Ideas for formatting revisions:
- colors
- figure size
- text labels
- font sizes

In [None]:
# select two of the variables from the data set
x = data[:, 0]
y = data[:, ???]

# set the figure size
plt.figure(figsize=(???, ???))

# create a scatter plot
plt.scatter(x, y, color='???')

# add labels
plt.xlabel('???')
plt.ylabel('???')

# add a grid
plt.grid()

plt.show()

## 3) Statistics
In addition to visuals, statistics can provide valuable information about a data set. Let's try calculating a few common statistics using numpy.

In [None]:
# select one of the variables from the data set
x = data[:, 5]

# what's the mean value?
print( np.mean(x) )

In [None]:
# what's the min and max values?
print( np.max(???) )
print( np.???(???) )

In [None]:
# what about the standard deviation?
print( np.???(x) )

## 4) Fitting data
Another common tasks when working with data is fitting a model to the data. For example, fitting a linear mapping ($y = ax + b$) between two variables ($x$ and $y$).
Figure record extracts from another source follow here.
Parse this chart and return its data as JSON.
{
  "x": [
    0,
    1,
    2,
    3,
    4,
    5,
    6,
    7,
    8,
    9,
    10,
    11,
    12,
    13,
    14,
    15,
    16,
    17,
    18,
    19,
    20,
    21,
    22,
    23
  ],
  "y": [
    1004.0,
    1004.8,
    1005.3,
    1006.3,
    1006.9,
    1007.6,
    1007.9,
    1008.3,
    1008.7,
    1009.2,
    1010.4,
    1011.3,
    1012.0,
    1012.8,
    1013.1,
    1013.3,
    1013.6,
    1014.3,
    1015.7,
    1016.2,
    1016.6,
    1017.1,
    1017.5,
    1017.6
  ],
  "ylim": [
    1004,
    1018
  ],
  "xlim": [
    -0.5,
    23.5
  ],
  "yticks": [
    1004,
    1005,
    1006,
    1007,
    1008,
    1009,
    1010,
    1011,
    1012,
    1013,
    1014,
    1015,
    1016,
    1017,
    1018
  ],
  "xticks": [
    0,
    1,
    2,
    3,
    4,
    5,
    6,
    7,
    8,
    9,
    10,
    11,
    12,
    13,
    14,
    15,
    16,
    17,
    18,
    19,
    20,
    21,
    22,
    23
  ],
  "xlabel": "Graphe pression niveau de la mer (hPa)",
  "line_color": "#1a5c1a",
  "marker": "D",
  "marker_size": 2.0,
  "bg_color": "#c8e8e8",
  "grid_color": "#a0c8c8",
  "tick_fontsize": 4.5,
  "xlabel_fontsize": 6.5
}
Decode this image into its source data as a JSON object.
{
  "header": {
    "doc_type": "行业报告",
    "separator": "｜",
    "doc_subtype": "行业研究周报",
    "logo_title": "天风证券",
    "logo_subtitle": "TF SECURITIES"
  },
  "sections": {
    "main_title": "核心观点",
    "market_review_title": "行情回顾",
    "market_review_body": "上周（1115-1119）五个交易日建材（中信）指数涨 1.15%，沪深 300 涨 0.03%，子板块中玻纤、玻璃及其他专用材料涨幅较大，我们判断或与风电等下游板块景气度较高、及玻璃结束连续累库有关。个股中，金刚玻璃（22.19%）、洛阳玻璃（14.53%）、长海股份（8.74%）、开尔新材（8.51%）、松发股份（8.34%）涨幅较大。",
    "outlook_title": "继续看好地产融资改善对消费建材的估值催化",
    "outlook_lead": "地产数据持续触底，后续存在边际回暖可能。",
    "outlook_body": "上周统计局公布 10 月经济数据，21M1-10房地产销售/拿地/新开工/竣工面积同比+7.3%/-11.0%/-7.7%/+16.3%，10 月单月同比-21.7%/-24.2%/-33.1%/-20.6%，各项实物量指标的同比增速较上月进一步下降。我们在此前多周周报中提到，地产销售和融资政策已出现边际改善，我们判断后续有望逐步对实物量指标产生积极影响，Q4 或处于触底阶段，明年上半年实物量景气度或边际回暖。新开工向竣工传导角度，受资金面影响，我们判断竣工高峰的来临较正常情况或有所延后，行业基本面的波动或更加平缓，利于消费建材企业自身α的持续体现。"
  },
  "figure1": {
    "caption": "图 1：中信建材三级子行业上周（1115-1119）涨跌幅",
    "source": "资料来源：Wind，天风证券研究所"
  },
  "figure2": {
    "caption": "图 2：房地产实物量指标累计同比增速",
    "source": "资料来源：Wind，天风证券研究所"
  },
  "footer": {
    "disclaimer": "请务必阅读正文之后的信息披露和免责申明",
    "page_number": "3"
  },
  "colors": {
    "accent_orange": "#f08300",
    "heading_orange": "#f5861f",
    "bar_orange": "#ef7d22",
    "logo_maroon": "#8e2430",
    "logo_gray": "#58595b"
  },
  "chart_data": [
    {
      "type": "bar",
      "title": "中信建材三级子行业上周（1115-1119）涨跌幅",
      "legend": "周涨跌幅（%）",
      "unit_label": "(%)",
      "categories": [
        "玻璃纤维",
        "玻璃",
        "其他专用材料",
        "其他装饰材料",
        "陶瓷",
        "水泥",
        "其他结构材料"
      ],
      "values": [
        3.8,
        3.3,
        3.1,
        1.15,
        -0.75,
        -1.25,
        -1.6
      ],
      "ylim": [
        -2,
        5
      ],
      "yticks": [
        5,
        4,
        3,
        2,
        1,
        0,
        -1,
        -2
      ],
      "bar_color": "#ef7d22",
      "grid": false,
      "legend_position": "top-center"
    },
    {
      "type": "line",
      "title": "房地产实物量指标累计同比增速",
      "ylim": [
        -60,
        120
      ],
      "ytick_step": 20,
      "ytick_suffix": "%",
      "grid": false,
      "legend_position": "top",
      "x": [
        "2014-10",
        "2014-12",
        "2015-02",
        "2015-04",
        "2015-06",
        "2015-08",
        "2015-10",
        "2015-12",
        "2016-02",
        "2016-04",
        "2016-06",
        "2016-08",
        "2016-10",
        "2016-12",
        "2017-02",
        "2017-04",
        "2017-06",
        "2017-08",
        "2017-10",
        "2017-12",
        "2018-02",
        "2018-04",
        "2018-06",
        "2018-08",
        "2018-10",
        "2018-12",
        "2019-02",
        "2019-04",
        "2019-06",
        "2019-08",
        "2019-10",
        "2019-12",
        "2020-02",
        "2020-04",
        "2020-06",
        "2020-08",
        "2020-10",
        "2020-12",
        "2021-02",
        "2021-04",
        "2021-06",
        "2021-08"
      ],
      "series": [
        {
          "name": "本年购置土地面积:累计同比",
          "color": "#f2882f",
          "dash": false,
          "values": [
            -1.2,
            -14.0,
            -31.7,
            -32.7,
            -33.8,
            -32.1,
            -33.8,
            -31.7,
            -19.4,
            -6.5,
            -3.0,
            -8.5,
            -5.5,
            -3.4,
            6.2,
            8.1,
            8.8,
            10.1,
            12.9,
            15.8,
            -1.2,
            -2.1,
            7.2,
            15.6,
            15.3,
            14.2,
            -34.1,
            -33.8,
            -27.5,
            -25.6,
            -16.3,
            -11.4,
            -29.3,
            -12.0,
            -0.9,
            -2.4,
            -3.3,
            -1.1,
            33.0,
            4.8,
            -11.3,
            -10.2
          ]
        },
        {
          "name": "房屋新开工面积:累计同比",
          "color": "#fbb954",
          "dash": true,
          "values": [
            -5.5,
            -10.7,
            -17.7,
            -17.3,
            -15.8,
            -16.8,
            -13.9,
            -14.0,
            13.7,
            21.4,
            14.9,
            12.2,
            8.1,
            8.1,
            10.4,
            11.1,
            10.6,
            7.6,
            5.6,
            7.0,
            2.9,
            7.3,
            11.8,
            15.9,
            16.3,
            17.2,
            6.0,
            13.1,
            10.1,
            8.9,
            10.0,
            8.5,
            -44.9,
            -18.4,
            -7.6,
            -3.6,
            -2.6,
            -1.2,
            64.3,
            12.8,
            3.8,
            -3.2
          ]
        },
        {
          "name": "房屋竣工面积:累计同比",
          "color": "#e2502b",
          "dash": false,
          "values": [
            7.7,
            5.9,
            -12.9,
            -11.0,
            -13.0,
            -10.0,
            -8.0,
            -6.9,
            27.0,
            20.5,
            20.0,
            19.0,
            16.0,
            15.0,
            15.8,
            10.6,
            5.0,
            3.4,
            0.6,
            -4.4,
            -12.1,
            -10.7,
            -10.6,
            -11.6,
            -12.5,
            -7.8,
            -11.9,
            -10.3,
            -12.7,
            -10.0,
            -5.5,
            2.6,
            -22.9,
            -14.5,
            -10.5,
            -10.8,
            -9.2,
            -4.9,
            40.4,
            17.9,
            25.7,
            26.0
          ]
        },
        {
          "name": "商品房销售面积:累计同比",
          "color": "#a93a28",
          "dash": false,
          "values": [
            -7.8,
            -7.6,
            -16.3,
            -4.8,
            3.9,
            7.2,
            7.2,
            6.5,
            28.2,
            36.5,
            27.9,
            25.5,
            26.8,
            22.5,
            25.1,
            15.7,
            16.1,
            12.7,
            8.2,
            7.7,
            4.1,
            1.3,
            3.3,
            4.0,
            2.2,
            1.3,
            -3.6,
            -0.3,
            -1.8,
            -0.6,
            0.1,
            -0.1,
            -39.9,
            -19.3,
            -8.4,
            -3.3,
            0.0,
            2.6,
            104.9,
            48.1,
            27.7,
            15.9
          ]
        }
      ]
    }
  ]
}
There are many methods for accomplishing this task, but we'll focus on a simple one using numpy and a new data.

#### Data set
Measurements of global horizontal irradiance (GHI) [W/m^2] and power output [kW] from a PV power plant in San Diego County.
- column 0: GHI [W/m^2]
- column 1: power [kW]

In [None]:
# load the new data set
power_data = np.genfromtxt('sample_ghi_power.csv', delimiter=',')

# check data size (i.e. number of rows and columns)


In [None]:
# make a quick scatter plot
ghi = power_data[:, 0]
power = power_data[:, ???]

# scatter plot
plt.scatter(???, ???)

# add labels
plt.xlabel('???')
plt.ylabel('???')

plt.show()

In [None]:
# now we'll create a polynomial model fitted to the data

# set the input (x) and output (y) variables
x = ghi
y = power

# fit the model to the data:
# - 1 = first order fit => linear fit
# - 2 = second order fit => quadratic
# - etc.
#
coeff = np.polyfit(x, y, 1)

# create a function we can call to fitted model
model = np.poly1d(coeff)

In [None]:
# now let's plot the fitted model against the data

# create a range of theoretical values to try fitting
x_fit = np.linspace(0, 1000, 1000)

# use the fitted model to estimate the output
y_fit = model(x_fit)


# plot the original data
plt.scatter(x, y, color='0.5')

# overlay the plot of the fitted model
plt.plot(x_fit, y_fit, color='red')

plt.show()

**Discussion**: Try other values for the order of the model (e.g. 2). Based on the results:
- What appears to the best type of fitting model? Linear? Quadratic? Cubic?
- Are there any downsides to increasing the order of the model? E.g. why not do a 100th-order fitting model?